Rangee shook his head. His head was turned towards the children at play, but his eyes were unfocused as considered matters much more distant.
“You are chief,” she continued. “There is peace between the tribes, and all the lands to the south fear and respect us. There is food to spare. You love me, I love you. We have shared our minds, and I know you want a child as much as I. Let us share our bodies.”
He turned to her and touched her face gently with a thick calloused finger. “We have to wait, Lollanna. The time is not right.”
“Will it ever be right?” she complained. “You do not even share with me the reasons for your decision.”
Rangee sighed. “Share what, Lollanna? Snatches of dreams? Murky visions? A growing uneasiness? That’s all I have. Nothing tangible. Nothing rational.” The chief paused, a troubled look on his face. “But I trust my feelings. Something powerful, something of great importance, is on the horizon. For good or ill I cannot tell. But it is something that will affect our lives. And many other lives, I think. The world may change because of it. I will not bring children into an uncertain future.”

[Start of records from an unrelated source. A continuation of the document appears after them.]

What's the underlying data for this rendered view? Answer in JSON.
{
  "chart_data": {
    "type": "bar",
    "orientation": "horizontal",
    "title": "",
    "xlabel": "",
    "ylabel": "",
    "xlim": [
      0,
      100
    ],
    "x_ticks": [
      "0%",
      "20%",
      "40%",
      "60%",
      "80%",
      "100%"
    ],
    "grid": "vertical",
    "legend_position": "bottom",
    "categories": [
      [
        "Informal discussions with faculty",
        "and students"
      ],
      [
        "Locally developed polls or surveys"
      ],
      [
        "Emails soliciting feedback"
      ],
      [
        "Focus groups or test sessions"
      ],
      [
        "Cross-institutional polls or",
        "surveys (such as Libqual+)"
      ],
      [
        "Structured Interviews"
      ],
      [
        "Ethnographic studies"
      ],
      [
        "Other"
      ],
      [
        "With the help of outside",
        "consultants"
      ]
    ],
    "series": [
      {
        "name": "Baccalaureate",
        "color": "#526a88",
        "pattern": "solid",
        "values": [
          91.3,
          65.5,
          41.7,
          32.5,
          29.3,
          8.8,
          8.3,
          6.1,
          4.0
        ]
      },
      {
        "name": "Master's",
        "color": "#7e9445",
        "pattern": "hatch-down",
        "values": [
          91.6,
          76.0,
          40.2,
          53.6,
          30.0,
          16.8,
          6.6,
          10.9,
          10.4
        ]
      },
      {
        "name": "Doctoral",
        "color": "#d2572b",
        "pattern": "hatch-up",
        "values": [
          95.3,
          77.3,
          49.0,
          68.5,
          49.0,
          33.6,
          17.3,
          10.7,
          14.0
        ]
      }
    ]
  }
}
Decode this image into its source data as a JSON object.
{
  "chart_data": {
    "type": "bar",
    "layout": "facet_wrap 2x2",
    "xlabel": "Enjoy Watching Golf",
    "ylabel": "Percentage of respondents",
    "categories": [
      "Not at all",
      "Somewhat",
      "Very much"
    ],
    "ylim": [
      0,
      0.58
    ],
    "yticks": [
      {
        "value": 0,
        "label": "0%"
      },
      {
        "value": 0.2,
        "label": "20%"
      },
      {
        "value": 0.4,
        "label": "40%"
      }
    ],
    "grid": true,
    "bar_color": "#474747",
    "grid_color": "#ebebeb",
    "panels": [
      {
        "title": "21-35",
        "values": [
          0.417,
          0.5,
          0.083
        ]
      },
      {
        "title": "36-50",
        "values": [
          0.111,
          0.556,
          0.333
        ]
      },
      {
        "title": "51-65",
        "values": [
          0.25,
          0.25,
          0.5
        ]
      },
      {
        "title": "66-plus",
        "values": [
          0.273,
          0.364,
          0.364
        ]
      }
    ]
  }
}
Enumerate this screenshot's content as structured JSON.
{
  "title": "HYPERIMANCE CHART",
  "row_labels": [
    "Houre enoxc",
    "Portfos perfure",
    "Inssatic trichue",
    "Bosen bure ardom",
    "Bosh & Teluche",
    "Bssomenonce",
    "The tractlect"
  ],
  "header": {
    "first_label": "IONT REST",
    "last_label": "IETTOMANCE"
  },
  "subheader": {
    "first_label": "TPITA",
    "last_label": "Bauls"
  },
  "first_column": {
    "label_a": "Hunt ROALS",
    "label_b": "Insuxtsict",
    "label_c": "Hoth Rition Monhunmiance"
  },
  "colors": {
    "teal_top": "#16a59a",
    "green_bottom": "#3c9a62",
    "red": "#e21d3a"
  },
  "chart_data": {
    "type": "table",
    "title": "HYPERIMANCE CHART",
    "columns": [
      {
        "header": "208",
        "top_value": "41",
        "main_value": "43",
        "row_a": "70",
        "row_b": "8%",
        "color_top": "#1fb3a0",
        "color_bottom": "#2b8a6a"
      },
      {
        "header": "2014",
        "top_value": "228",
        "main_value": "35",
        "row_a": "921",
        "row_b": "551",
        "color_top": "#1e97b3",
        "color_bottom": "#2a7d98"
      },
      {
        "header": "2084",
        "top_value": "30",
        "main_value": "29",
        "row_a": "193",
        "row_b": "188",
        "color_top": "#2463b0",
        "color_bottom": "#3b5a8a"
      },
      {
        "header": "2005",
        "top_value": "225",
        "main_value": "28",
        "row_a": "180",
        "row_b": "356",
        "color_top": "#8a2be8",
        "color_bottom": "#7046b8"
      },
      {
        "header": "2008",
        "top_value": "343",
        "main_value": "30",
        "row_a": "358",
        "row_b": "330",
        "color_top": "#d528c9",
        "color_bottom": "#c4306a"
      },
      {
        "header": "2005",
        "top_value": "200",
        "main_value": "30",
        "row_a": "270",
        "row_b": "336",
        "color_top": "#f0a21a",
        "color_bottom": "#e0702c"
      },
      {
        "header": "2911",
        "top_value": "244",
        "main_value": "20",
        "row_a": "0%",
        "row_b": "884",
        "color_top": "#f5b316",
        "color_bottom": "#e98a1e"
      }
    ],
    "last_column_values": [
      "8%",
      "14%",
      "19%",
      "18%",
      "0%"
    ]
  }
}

“There is always uncertainty,” she replied softly. “The gods keep secrets, Rangee. If people had to ferret all of them out before raising families we would be extinct.”
Rangee didn’t answer, and she grew angry.
“It’s the Prophesy again, isn’t it?” She pulled away from him. “Rangee, the Taka Shema is only a legend. A legend. The Elves are dead and the Crystal promises nothing.”
Rangee frowned, and Lollanna knew that he was remembering her suggestion that the truth of the Prophesy might be revealed by making yet another prophesy. That had been years ago, but the wrath he had brought down upon her still stung today. Some of the other chiefs might be a bit lax, but Rangee strictly enforced Rauder law, and prophecy was against that law. With exile as punishment.
“It may be more than legend, Lollanna,” said Rangee. “I have heard from my spy in the Wizards Guild. Today two strangers were brought to the guild tower by magic from far away. The name of one of the strangers is Taka Shema.”
“No, I am sure that your man misheard. Perhaps the unfamiliar sound of a strange name made him hear what he wanted to hear.”
Rangee did not speak, and she sighed. She would cease to argue. He believed in the legend, and she would not let her more rational mind drive a wedge between them. She squeezed his hand affectionately. They were young and healthy. There would be time enough for family in the future. She loved him so much. There had to be time for children. There had to be. Taka Shema be damned.